Control of respiratory drive by extracorporeal CO2 removal in acute exacerbation of COPD breathing on non-invasive NAVA
Christian Karagiannidis,
Stephan Strassmann,
Sarah Schwarz,
Michaela Merten,
Eddy Fan,
Jennifer Beck,
Christer Sinderby,
Wolfram Windisch
Affiliations
Christian Karagiannidis
Department of Pneumology and Critical Care Medicine, Cologne-Merheim Hospital, ARDS and ECMO Centre, Kliniken der Stadt Köln gGmbH, Witten/Herdecke University Hospital
Stephan Strassmann
Department of Pneumology and Critical Care Medicine, Cologne-Merheim Hospital, ARDS and ECMO Centre, Kliniken der Stadt Köln gGmbH, Witten/Herdecke University Hospital
Sarah Schwarz
Department of Pneumology and Critical Care Medicine, Cologne-Merheim Hospital, ARDS and ECMO Centre, Kliniken der Stadt Köln gGmbH, Witten/Herdecke University Hospital
Michaela Merten
Department of Pneumology and Critical Care Medicine, Cologne-Merheim Hospital, ARDS and ECMO Centre, Kliniken der Stadt Köln gGmbH, Witten/Herdecke University Hospital
Eddy Fan
Interdepartmental Division of Critical Care Medicine, University of Toronto
Jennifer Beck
Keenan Research Centre for Biomedical Science and Department of Critical Care Medicine, St. Michael’s Hospital
Christer Sinderby
Keenan Research Centre for Biomedical Science and Department of Critical Care Medicine, St. Michael’s Hospital
Wolfram Windisch
Department of Pneumology and Critical Care Medicine, Cologne-Merheim Hospital, ARDS and ECMO Centre, Kliniken der Stadt Köln gGmbH, Witten/Herdecke University Hospital
Abstract Background Veno-venous extracorporeal CO2 removal (vv-ECCO2R) and non-invasive neurally adjusted ventilator assist (NIV-NAVA) are two promising techniques which may prevent complications related to prolonged invasive mechanical ventilation in patients with acute exacerbation of COPD. Methods A physiological study of the electrical activity of the diaphragm (Edi) response was conducted with varying degrees of extracorporeal CO2 removal to control the respiratory drive in patients with severe acute exacerbation of COPD breathing on NIV-NAVA. Results Twenty COPD patients (SAPS II 37 ± 5.6, age 57 ± 9 years) treated with vv-ECCO2R and supported by NIV-NAVA were studied during stepwise weaning of vv-ECCO2R. Based on dyspnea, tolerance, and blood gases, weaning from vv-ECCO2R was successful in 12 and failed in eight patients.

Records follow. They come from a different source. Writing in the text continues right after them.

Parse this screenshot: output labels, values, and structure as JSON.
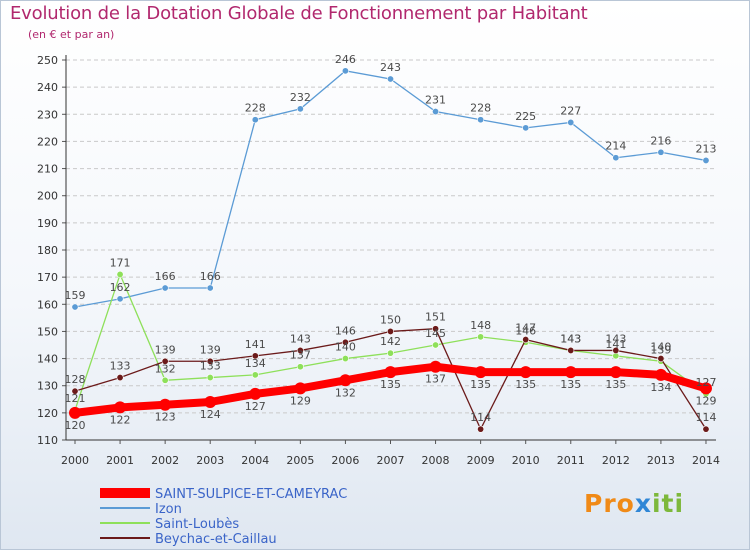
{
  "header": {
    "title": "Evolution de la Dotation Globale de Fonctionnement par Habitant",
    "subtitle": "(en € et par an)"
  },
  "brand": {
    "part1": "Pro",
    "part2": "x",
    "part3": "iti"
  },
  "chart_data": {
    "type": "line",
    "title": "Evolution de la Dotation Globale de Fonctionnement par Habitant",
    "subtitle": "(en € et par an)",
    "xlabel": "",
    "ylabel": "",
    "x": [
      "2000",
      "2001",
      "2002",
      "2003",
      "2004",
      "2005",
      "2006",
      "2007",
      "2008",
      "2009",
      "2010",
      "2011",
      "2012",
      "2013",
      "2014"
    ],
    "ylim": [
      110,
      250
    ],
    "yticks": [
      110,
      120,
      130,
      140,
      150,
      160,
      170,
      180,
      190,
      200,
      210,
      220,
      230,
      240,
      250
    ],
    "grid": "horizontal dashed",
    "legend": "bottom-left",
    "series": [
      {
        "name": "SAINT-SULPICE-ET-CAMEYRAC",
        "color": "#ff0000",
        "emphasis": true,
        "values": [
          120,
          122,
          123,
          124,
          127,
          129,
          132,
          135,
          137,
          135,
          135,
          135,
          135,
          134,
          129
        ]
      },
      {
        "name": "Izon",
        "color": "#5b9bd5",
        "values": [
          159,
          162,
          166,
          166,
          228,
          232,
          246,
          243,
          231,
          228,
          225,
          227,
          214,
          216,
          213
        ]
      },
      {
        "name": "Saint-Loubès",
        "color": "#8ee05a",
        "values": [
          121,
          171,
          132,
          133,
          134,
          137,
          140,
          142,
          145,
          148,
          146,
          143,
          141,
          139,
          127
        ]
      },
      {
        "name": "Beychac-et-Caillau",
        "color": "#6b1a1a",
        "values": [
          128,
          133,
          139,
          139,
          141,
          143,
          146,
          150,
          151,
          114,
          147,
          143,
          143,
          140,
          114
        ]
      }
    ]
  }
}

Respiratory drive (measured via the Edi) increased to 19 ± 10 μV vs. 56 ± 20 μV in the successful and unsuccessful weaning groups, respectively, resulting in all patients keeping their CO2 and pH values stable. Edi was the best predictor for vv-ECCO2R weaning failure (ROC analysis AUC 0.95), whereas respiratory rate, rapid shallow breathing index, and tidal volume had lower predictive values. Eventually, 19 patients were discharged home, while one patient died. Mortality at 90 days and 180 days was 15 and 25%, respectively. Conclusions This study demonstrates for the first time the usefulness of the Edi signal to monitor and guide patients with severe acute exacerbation of COPD on vv-ECCO2R and NIV-NAVA. The Edi during vv-ECCO2R weaning was found to be the best predictor of tolerance to removing vv-ECCO2R.